Inside the cell we spent the night in the company of locusts, grasshoppers and small sneaky black insets that find their way to the folds of the body. This was certainly a method of torturing; we would try to remove the locusts off our clothes only for a grasshopper to approach, followed by an insect’s pinch anywhere on the body. The cell was dark, with a light bulb at the top of the yard which was roofed by a mesh.
The main complaints office was small and dark, with the cell behind it separated by a small yard. The whole area was infested by insects clustered in the offices, fence and cell. We tried to sleep after sitting exhausted us, but woke up on the hard floor surrounded by insects. I told the soldier that my sister was diabetic and they must take account of this , especially as she did not eat all day and night , he mocked me replying: God help her, and walked away.

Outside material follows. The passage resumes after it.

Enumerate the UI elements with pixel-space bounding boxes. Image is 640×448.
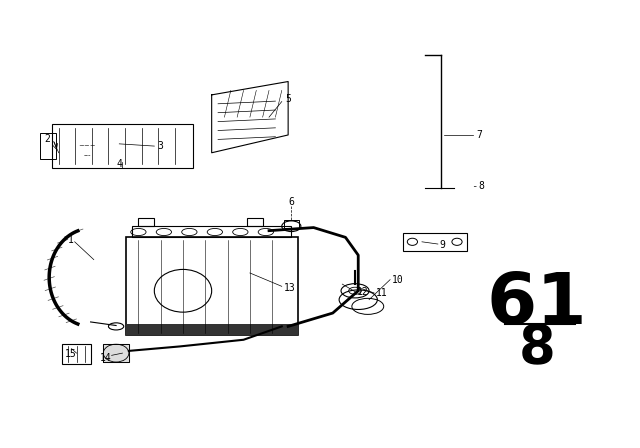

We refused to eat and asked to go to the hospital first, but who would hear? Who listens to the plea? It was a cruel treatment, devoid of any sense of humanity.
The bathrooms were shared between men and women, dark and without an internal lock. In the yard dedicated to men, about 56-57 detainees brought after midnight lay on the ground. A few more were brought in before, but they were small in number. At four in the morning, the men were sitting up in the yard, unable to find sleep.
I sat in a dark corner of the cell after a tiring attempt to ward off insects.  The heat was suffocating, but I felt weak and couldn’t get up; so I chose heat over insects. I crawled closer to the door facing the fence and pondered the beautiful portrait drawn by the insects on the walls and floors. It was five in the morning and I was contemplating how such beauty could exist in such an ugly place. I pushed one away from me and it fell on its back. I watched it attempt to straighten itself, with tired by interested eyes. It shuffled fast then slow, perhaps in an attempt to not exhaust itself. Even such simple creatures, which we are surely more superior to, have willpower to stand and fight for their freedom. Blessed is freedom, blessed are the free people.
The next day after our release they did not want to giving us the hospital authorization. We insisted and were told to talk to the head of the station. We found him with a number of journalists and only then did he order the authorization, although he had seen my brother before and did not lift a finger! They took their time as much as they could, but in the end we got it and went to the hospital.
Some experiences strengthen you, while others break you. When you’re beaten to a pulp, your dignity is assaulted, your safety compromised, your freedom stolen, there is only one way forward – to continue what others initiated. There is no return , we can only go ahead, and that’s what they do not know.
Your beating and your torture does not frighten me nor break me. It will not force me to retreat, but rather strengthens me and inspires me. You ask me: Are you not afraid? And I say: I’ve become stronger.